Reports in the summer 2000 told that Intel has licensed VIA to develop DDR-enabled chip sets for Pentium 4.
Evolutionary changes of design
Where RDRAM requires completely new production plants, DDR represents an evolutionary progress. The chip manufactures may re-use their SDRAM fabs for the production without many problems.
Hence it seems quite natural and in tune with the previous changes in RAM technology that we use the DDR standard for a couple of years. Before Rambus (or something even better) enters the market.

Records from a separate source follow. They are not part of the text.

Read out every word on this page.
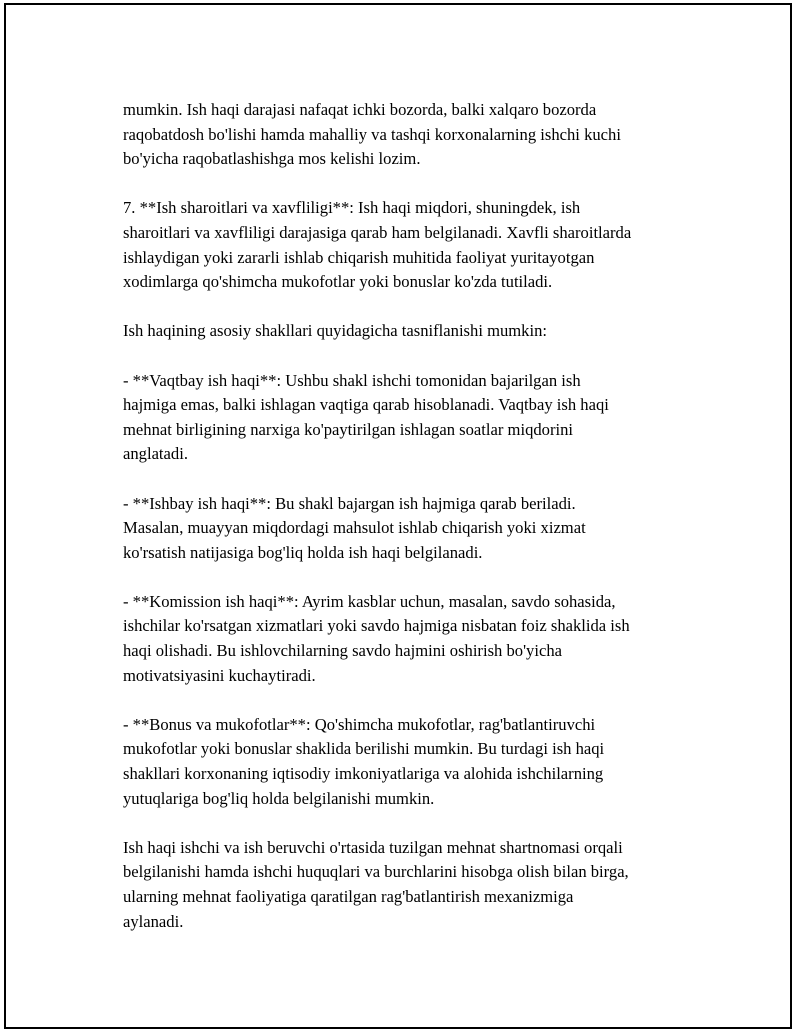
mumkin. Ish haqi darajasi nafaqat ichki bozorda, balki xalqaro bozorda
raqobatdosh bo'lishi hamda mahalliy va tashqi korxonalarning ishchi kuchi
bo'yicha raqobatlashishga mos kelishi lozim.
7. **Ish sharoitlari va xavfliligi**: Ish haqi miqdori, shuningdek, ish
sharoitlari va xavfliligi darajasiga qarab ham belgilanadi. Xavfli sharoitlarda
ishlaydigan yoki zararli ishlab chiqarish muhitida faoliyat yuritayotgan
xodimlarga qo'shimcha mukofotlar yoki bonuslar ko'zda tutiladi.
Ish haqining asosiy shakllari quyidagicha tasniflanishi mumkin:
- **Vaqtbay ish haqi**: Ushbu shakl ishchi tomonidan bajarilgan ish
hajmiga emas, balki ishlagan vaqtiga qarab hisoblanadi. Vaqtbay ish haqi
mehnat birligining narxiga ko'paytirilgan ishlagan soatlar miqdorini
anglatadi.
- **Ishbay ish haqi**: Bu shakl bajargan ish hajmiga qarab beriladi.
Masalan, muayyan miqdordagi mahsulot ishlab chiqarish yoki xizmat
ko'rsatish natijasiga bog'liq holda ish haqi belgilanadi.
- **Komission ish haqi**: Ayrim kasblar uchun, masalan, savdo sohasida,
ishchilar ko'rsatgan xizmatlari yoki savdo hajmiga nisbatan foiz shaklida ish
haqi olishadi. Bu ishlovchilarning savdo hajmini oshirish bo'yicha
motivatsiyasini kuchaytiradi.
- **Bonus va mukofotlar**: Qo'shimcha mukofotlar, rag'batlantiruvchi
mukofotlar yoki bonuslar shaklida berilishi mumkin. Bu turdagi ish haqi
shakllari korxonaning iqtisodiy imkoniyatlariga va alohida ishchilarning
yutuqlariga bog'liq holda belgilanishi mumkin.
Ish haqi ishchi va ish beruvchi o'rtasida tuzilgan mehnat shartnomasi orqali
belgilanishi hamda ishchi huquqlari va burchlarini hisobga olish bilan birga,
ularning mehnat faoliyatiga qaratilgan rag'batlantirish mexanizmiga
aylanadi.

Below you see the theoretical bandwidts of different RAM types. However, SDRAM does not perform as good as the figures show. This is due to latencies; the CPU and other units cannot read the data at these speeds; they have to wait some clock circles in between each reading before the data transfers start. The same goes for DDR RAM.
Theoretical max. bandwidth
SDRAM 100 MHz
100 MHz X 64 bit= 800 MB/sec
SDRAM 133 MHz
133 MHz X 64 bit= 1064 MB/sec
DDRAM 200 MHz (PC1600)
2 X 100 MHz X 64 bit= 1600 MB/sec
DDRAM 266 MHz (PC2100)
2 X 133 MHz X 64 bit= 2128 MB/sec
DDRAM 366 MHz (PC2600)
2 X 166 MHz X 64 bit= 2656 MB/sec
RDRAM 600 MHz
600 MHz X 16 bit= 1200 MB/sec
RDRAM 700 MHz
700 MHz X 16 bit= 1400 MB/sec
RDRAM 800 MHz
800 MHz X 16 bit= 1600 MB/sec
A new version of DDR RAM is scheduled for 2003. Using another technique, it should be possible to double the performance!